Perhaps his most famous attribute, apart from his compact but exceptionally brawny physique, was his moustache. Though clean-shaven in many of his early roles, a pencil moustache became his signature at the height of his fame and throughout the rest of his life. Alongside an impressive mop of hair and a narrow-eyed stare, it was an essential ingredient of his he-man on-screen image — albeit one that, according to his New York Times obituary, Bronson was privately upset by, apparently longing for more challenging roles to play. Nevertheless he worked hard to maintain a public image of toughness: ‘He told interviewers that he had been in fistfights and had been arrested on charges of assault and battery, and he liked to suggest to journalists that his hobby was knife-throwing. But reporters who checked out his stories found no police record, no assault and battery, no predisposition toward violence. In fact, they learned that Mr.
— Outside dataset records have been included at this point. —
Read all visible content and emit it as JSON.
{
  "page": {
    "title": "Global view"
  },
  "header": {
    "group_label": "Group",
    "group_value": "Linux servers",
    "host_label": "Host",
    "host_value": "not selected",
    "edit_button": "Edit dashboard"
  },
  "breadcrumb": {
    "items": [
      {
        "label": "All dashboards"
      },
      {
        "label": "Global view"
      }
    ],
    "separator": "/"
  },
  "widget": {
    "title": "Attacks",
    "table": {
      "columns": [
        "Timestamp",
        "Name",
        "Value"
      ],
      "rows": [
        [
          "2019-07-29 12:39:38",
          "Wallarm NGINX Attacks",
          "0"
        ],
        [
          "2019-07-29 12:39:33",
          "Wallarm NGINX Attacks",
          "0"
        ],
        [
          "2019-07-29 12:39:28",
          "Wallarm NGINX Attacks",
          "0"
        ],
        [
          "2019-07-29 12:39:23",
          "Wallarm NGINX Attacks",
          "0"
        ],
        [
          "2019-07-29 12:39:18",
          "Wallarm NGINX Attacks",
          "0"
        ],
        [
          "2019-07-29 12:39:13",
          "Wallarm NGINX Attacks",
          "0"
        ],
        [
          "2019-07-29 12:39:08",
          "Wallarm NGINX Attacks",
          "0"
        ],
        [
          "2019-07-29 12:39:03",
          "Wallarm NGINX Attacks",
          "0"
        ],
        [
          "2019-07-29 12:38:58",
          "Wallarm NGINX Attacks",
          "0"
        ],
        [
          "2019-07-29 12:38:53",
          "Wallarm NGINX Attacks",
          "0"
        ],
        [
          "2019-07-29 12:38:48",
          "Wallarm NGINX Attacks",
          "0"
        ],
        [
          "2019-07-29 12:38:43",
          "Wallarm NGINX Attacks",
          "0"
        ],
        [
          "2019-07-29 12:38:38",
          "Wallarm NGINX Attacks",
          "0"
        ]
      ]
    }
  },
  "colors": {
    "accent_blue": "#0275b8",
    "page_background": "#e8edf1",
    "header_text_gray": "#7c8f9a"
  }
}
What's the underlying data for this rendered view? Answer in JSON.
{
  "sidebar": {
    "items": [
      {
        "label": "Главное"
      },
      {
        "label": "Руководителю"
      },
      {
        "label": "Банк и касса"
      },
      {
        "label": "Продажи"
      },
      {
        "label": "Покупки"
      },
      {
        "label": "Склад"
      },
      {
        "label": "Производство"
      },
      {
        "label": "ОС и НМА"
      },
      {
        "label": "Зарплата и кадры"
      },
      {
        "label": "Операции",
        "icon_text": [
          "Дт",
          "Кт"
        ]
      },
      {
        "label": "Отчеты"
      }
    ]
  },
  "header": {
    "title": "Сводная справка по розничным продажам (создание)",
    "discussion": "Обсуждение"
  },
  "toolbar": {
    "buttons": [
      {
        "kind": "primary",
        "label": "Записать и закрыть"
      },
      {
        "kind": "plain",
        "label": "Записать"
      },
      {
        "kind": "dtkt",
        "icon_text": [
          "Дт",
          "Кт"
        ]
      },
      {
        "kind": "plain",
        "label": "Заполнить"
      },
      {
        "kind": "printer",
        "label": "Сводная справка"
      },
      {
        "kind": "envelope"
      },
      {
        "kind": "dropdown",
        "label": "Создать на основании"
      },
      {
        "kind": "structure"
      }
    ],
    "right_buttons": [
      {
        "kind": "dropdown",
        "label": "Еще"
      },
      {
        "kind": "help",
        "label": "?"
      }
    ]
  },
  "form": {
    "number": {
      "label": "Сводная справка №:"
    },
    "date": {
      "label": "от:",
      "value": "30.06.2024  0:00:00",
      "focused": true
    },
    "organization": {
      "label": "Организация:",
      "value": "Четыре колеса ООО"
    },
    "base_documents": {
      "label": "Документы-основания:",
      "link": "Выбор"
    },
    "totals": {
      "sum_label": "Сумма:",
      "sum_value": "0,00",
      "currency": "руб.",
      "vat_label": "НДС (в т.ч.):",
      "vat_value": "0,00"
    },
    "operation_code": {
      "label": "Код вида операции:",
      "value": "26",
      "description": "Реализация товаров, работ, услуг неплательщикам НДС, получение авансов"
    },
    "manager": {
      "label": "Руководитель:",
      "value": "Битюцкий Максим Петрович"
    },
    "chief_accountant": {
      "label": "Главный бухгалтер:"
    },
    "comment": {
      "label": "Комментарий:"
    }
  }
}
Bronson’s hobby was painting and that he was a quiet, personable, gentle man.’

What is certain, however, is that an on-screen appearance by Charles Bronson is as sure a sign that you’re in dad movie territory as is the presence of labyrinthine military tactics or a brawny sportsman shedding a tear in the third act. That moustache, that stare, and that inevitably uncovered torso can only mean that you are bound for a thoroughly paternal movie-going experience. What more could any aspiring dad ask for?

Last week marked what would have been Bronson’s 101st birthday. He passed away in 2003 at the age of 81, but still I say along with all of the other dad flick fans out there: Long live Il Brutto!